One of the longest of STACC's partnerships has now come to an end, but for all the right reasons. STACC-SL in Sierra Leone over its lifetime has had a major impact on the health of children in that country. In 2006, about 48% of school-aged children in Sierra Leone were assessed to be infected with intestinal worms, a debilitating condition which results in poor health and impaired development. With your support, this rate had been reduced to 18% by 2016 and is still going down. As a result of this success, the Government of Sierra Leone adopted this as a national programme and in 2019 took over the responsibility and funding of the programme at the national level from STACC. Without your generosity, this would never have happened and everybody associated with this programme, donors, clinicians and support staff, from its very modest beginnings can be proud that it has now become a self-sustaining national programme. We wish the continuing programme all the very best for the future.
At the time of writing (mid-June), Covid has had only a limited impact on Africa. As of 12 June 2020, reported cases of Covid in Africa stand at only 3% of the global total and deaths at only 1.4%. It is almost certain that these are underestimates because of testing challenges and inadequate reporting systems. Nonetheless, cases and deaths are on the increase and African observers are very concerned that the Covid peak is yet to come. If so, the pressure on the health systems in African countries, and on the STACC-supported clinics in particular, is going to be immense. Whilst the current evidence suggests that children are largely unaffected by Covid infections, the impacts of Covid on the health of their parents and grandparents could be enormous, such that children will suffer the secondary impacts of Covid through reduced family care and rising food insecurity. The STACC-supported clinics need our help even more now than ever before.
Like virtually all other charities, STACC has experienced a reduction in its income at the very time that the demands have increased in the light of Covid. One of STACC's major fundraising events, the STACC Quiz Night, had to be cancelled due to the lockdown and other potential funding bodies are also being understandably reluctant to donate, primarily because of stock market uncertainties. It is without doubt a difficult financial time for STACC and its support for the clinics.
The final thing, but absolutely not the least, is that we have to pay tribute to David Crompton.

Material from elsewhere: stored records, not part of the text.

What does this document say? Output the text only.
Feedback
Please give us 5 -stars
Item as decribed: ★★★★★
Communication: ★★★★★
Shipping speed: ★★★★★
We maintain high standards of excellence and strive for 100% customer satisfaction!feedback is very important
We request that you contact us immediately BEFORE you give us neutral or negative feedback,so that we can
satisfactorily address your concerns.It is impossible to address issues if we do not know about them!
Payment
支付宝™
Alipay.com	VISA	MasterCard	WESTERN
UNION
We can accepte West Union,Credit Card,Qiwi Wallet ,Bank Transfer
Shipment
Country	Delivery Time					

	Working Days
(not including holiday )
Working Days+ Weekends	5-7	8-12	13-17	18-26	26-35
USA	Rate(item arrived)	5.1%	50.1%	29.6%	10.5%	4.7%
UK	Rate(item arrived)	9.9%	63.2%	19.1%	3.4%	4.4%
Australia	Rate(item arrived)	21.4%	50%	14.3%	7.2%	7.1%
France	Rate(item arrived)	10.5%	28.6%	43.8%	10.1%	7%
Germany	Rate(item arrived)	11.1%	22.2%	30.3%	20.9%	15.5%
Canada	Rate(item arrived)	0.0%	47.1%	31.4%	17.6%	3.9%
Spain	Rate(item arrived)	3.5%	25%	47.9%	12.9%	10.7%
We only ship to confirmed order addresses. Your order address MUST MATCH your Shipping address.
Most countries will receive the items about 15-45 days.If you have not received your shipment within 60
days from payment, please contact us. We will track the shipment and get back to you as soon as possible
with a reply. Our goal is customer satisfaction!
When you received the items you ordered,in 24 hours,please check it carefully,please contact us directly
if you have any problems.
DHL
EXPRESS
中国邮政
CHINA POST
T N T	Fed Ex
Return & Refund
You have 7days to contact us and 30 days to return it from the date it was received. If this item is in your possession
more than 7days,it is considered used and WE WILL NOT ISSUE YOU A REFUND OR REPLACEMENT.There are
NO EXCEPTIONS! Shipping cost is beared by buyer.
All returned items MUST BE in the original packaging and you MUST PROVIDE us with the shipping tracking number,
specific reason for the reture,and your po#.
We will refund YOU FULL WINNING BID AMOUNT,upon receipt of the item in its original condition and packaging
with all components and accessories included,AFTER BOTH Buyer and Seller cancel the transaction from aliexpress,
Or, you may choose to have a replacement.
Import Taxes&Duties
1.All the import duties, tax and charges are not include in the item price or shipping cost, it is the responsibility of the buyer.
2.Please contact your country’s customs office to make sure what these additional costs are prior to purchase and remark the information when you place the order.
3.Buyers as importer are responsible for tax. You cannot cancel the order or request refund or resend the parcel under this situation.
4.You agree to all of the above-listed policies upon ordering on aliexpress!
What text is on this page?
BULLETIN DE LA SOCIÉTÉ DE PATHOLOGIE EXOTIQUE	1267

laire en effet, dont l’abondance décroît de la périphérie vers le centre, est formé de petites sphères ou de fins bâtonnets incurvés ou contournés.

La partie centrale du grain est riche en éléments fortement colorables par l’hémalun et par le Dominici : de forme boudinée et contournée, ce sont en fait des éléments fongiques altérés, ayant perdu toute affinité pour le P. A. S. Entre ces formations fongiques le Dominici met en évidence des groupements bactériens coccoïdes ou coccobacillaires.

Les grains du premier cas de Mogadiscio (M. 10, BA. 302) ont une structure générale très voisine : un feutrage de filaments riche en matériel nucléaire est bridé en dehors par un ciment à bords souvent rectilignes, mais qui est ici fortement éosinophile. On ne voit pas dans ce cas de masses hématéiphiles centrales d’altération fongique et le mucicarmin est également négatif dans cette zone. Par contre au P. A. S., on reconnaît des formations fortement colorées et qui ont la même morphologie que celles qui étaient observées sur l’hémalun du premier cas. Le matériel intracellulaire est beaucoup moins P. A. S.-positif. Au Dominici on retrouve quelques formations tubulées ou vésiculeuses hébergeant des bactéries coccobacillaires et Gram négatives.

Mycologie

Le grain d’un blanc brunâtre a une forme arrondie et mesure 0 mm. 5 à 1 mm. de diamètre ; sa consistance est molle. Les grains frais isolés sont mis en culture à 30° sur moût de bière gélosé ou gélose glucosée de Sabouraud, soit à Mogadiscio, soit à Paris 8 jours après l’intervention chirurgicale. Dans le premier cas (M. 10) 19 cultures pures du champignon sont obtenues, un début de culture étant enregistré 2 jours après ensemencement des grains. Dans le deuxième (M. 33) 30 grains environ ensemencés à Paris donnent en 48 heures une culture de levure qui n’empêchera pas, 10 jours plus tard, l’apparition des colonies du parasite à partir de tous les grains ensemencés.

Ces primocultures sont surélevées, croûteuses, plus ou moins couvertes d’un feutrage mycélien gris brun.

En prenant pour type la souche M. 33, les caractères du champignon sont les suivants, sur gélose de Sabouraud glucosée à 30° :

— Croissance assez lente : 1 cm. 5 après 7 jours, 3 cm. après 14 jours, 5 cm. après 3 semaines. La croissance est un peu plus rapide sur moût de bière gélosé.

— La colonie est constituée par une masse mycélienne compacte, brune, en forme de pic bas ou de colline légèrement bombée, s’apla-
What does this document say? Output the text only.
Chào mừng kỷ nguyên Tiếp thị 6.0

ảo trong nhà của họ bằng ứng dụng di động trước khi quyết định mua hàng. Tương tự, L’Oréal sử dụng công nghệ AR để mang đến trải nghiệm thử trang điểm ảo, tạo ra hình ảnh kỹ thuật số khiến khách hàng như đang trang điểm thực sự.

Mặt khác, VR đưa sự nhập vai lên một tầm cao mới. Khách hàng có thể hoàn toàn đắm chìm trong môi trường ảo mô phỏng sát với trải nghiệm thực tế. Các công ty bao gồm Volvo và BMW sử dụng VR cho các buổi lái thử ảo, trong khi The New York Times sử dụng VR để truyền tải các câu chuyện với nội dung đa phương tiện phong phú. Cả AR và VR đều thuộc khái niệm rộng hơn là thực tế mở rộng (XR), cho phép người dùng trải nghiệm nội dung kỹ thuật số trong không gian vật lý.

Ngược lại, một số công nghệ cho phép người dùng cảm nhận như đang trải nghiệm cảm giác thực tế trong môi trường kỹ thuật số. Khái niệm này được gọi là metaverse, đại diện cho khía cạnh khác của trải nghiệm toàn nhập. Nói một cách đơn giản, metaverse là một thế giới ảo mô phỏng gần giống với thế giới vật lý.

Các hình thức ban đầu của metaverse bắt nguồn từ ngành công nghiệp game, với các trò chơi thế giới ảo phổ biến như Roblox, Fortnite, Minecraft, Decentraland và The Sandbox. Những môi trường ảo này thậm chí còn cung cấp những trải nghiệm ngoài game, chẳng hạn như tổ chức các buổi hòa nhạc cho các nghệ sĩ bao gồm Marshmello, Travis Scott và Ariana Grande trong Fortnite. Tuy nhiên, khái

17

David, as you know, founded STACC back in 1992 with the aim of promoting the provision and development of child health care in sub-Saharan Africa. Since its inception, STACC has received over £2.3 million and supported over 1.7 million medical treatments and nutrition interventions, and funded the purchase of innumerable pieces of vital equipment. David decided to stand down from the Board of STACC from the beginning of 2020, but he will very much still be an active member of STACC. David created a model charity, with its very low running costs and its firm base on personal knowledge of those who run the projects on the ground. It can point to remarkable achievements, from its ability to keep going during civil disturbance to its establishment of ways of working which had been transformed into national provision. The trusted personal bonds which David developed with healthcare professionals in Africa formed the basis of enduring relationships which have provided the secure basis for the long-term funding of clinics and health centres. At David's last STACC Board meeting he was presented with an embroidery from Zimbabwe illustrating the lives of mothers and children. David will be greatly missed by the Board for his experience, wisdom and commitment. The Board is delighted that he will remain closely connected to STACC and continue to assist with fund-raising and especially in London.